Notes
five regular polygons solution

Solution to the Five Regular Polygons Puzzle

Solution by Congruent Triangles and Lengths and Angles in an Equilateral Triangle

In the labelled diagram above, $A G$ is the continuation of $A H$ so that $A G C$ is an equilateral triangle and $E$ is a point on the side of the blue square so that angle $E \hat{C} G$ is $60^\circ$.

Since $A H$ and $A B$ have the same length, as do $A G$ and $A C$, it must be that $H G$ and $B C$ have the same length. Then angle $C \hat{B} H$ is the exterior angle of an equilateral triangle so is $120^\circ$. Therefore, angles $H \hat{C} B$ and $B \hat{H} C$ add up to $180^\circ - 120^\circ = 60^\circ$ as the angles in a triangle add up to $180^\circ$. So also angles $B \hat{H} C$ and $G \hat{H} F$ add up to $180^\circ - 60^\circ - 60^\circ$ as angles at a point on a straight line also add up to $180^\circ$. Hence angles $H \hat{C} B$ and $F \hat{H} F$ are equal. Since $B C$ and $G H$ have the same length, and so do $H C$ and $F H$, it is therefore the case that triangles $F G H$ and $H B C$ are congruent.

This means that angle $H \hat{G} F$ is the same as angle $C \hat{B} H$ which is $120^\circ$, so angles $H \hat{G} F$ and $C \hat{A} G$ add up to $180^\circ$ which means that $G F$ is parallel to $A C$. This means that $G F E$ is a straight line. Since angle $A \hat{G} C$ is $120^\circ - 60^\circ = 60^\circ$, and angle $E \hat{C} G$ is $60^\circ$ by definition of $E$, triangle $G C E$ is equilateral and congruent to triangle $A C G$.

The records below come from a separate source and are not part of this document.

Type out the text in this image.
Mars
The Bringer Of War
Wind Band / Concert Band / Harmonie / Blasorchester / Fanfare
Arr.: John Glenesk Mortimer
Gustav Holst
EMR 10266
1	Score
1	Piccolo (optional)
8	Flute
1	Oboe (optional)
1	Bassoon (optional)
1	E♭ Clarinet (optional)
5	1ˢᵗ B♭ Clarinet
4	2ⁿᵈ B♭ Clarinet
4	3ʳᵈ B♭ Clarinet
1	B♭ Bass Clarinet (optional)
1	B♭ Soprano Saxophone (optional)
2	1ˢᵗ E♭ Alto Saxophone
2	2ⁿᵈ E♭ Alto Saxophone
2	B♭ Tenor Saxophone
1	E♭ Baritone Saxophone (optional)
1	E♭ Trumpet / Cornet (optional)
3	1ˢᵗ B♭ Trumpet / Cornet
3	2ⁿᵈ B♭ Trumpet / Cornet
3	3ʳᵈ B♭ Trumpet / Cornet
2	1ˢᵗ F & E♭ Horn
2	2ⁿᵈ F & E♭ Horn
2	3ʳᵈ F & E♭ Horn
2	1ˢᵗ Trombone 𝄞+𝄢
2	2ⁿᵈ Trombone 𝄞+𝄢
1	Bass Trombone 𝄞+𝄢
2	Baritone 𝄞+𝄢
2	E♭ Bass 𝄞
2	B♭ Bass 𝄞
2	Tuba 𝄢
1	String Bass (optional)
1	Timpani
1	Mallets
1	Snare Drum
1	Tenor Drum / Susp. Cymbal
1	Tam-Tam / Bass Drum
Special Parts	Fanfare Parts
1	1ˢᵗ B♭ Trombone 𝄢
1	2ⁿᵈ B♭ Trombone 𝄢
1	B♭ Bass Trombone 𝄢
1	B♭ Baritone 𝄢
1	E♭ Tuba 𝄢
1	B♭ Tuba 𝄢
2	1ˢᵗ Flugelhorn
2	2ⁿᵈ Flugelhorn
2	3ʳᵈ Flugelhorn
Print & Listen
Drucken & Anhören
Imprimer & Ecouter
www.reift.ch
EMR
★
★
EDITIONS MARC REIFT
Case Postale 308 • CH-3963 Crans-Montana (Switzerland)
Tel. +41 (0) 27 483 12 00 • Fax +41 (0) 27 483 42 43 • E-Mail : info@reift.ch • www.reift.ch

The length of $F D$ is the height of $C$ above $G E$, which is $\frac{\sqrt{3}}{2}$ times the length of $G C$, and this is the length of $A C$. So the length scale factor from the red square to the blue is $\frac{\sqrt{3}}{2}$ and therefore the area scale factor is $\frac{3}{4}$, making the area of the blue square $9$.

Solution by Invariance Principle

The green triangle can vary in size, giving two special configurations.

In this configuration, the purple triangle is perpendicular to the green, meaning that the green triangle with the white space makes half an equilateral triangle. The side length of the purple triangle is therefore $\frac{\sqrt{3}}{2}$ times the side length of the red square, and so the blue square has area $\frac{3}{4}$ that of the red square.

In this configuration, the green triangle has the same side length as the red square, as does the purple triangle. The blue square then has side length the height of the purple triangle, being $\frac{\sqrt{3}}{2}$ times that of the red square. This leads to an area of $9$ as before.